|Ph.D Student||Cohen Rami|
|Subject||Internet Topology: From the Discovery Process to the Real|
|Department||Department of Computer Science||Supervisor||Professor Dan Raz|
|Full Thesis text|
In this research we study the topological structure of the Internet infrastructure in the Autonomous System (AS) level. First, we question the basic problem: how big is the Internet. In the AS level this means: how many peering relations exist between ASes. We present strong evidence to the fact that a considerable amount (at least 35%) of the links in the AS level are still to be unveiled and our findings indicate that almost all these missing links are of type peer-peer. We also examine the vertex degree distribution of the AS connectivity map, and show that while the customer-provider subgraph follow the power law, the peer-peer subgraph behave differently. Next, we study, the Type of Relationship (ToR) problem. It turns out that in the original ToR problem hierarchical cycles may be formed, while this is impossible in the real internet.
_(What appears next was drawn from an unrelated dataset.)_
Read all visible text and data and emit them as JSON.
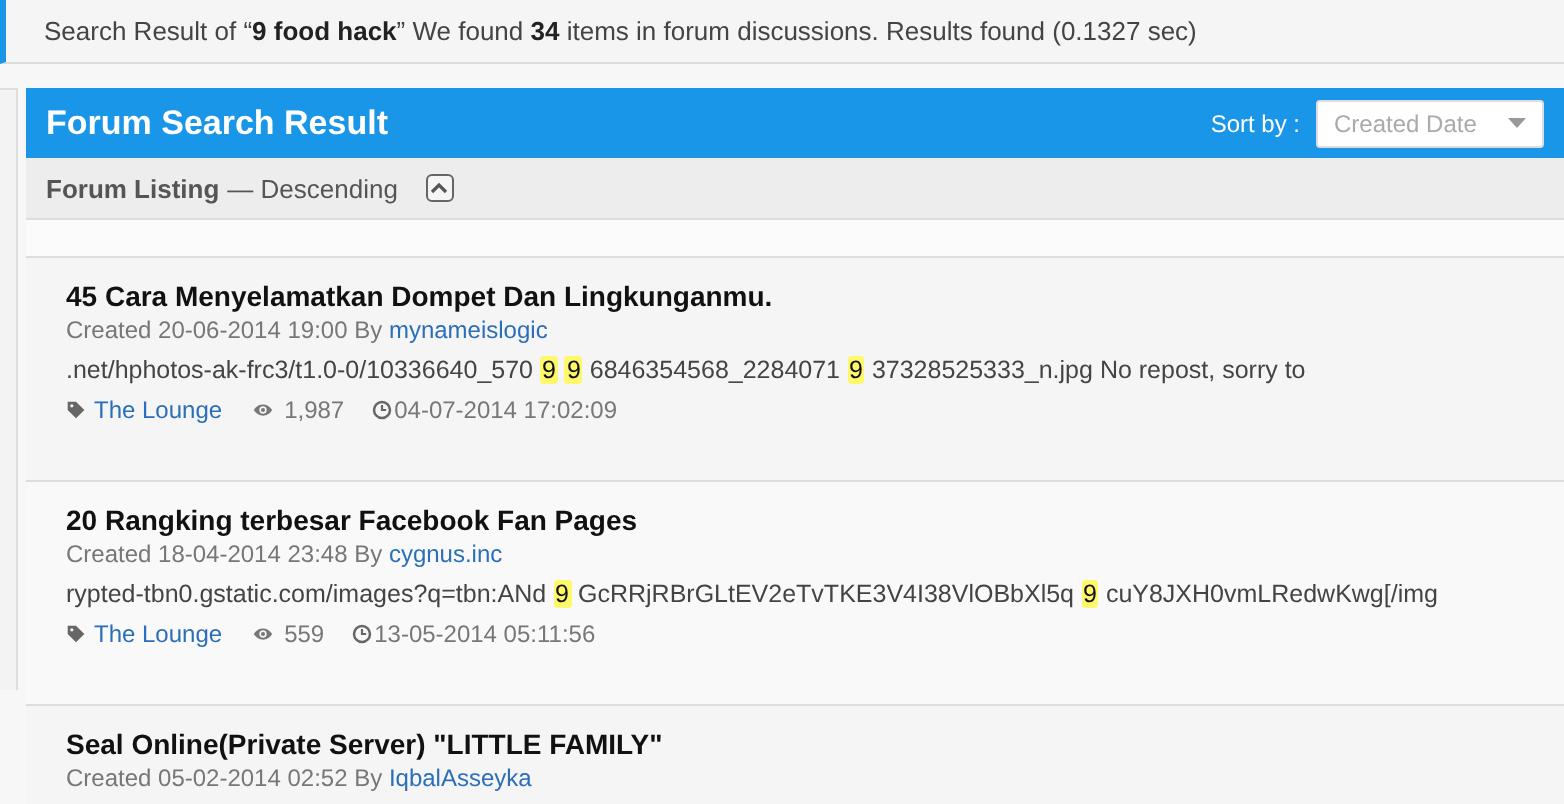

To address this point, we define a new problem called Acyclic Type of Relationship, AToR. We present an efficient algorithm determining whether an acyclic solution without invalid paths exists, and we show that the general decision version of the problem is NP-hard. We also present 2/3-approximation algorithm for a maximum version of the problem, and consider practical aspects of inferring the actual type of relationships between ASes. This includes heuristics to infer also peer-peer and sibling-sibling relationships. We support our approach by experimental and simulation results showing that our algorithms classify the type of relationship between ASes much better than all previous algorithms. Finally, we study the path inflation phenomenon in which, due to BGP routing policy, routing between ASes is not necessarily done along shortest paths. To overcome this problem and to route packets over shortest paths after all, we consider an intermediate routing scheme. We study this problem as an optimization problem where the objective target is to enable routing through shortest paths with a minimum number of relay servers. We show that this problem is NP-hard, present a O(log(n)) approximation algorithm for it, and show that this is the best approximation one can get. We examine the practical aspects of the scheme by evaluating the gain one can get over real up-to-date data reflecting the current BGP routing policy in the Internet. We show that a relative small number of relay servers are sufficient to enable routing over the shortest paths between almost all considered nodes.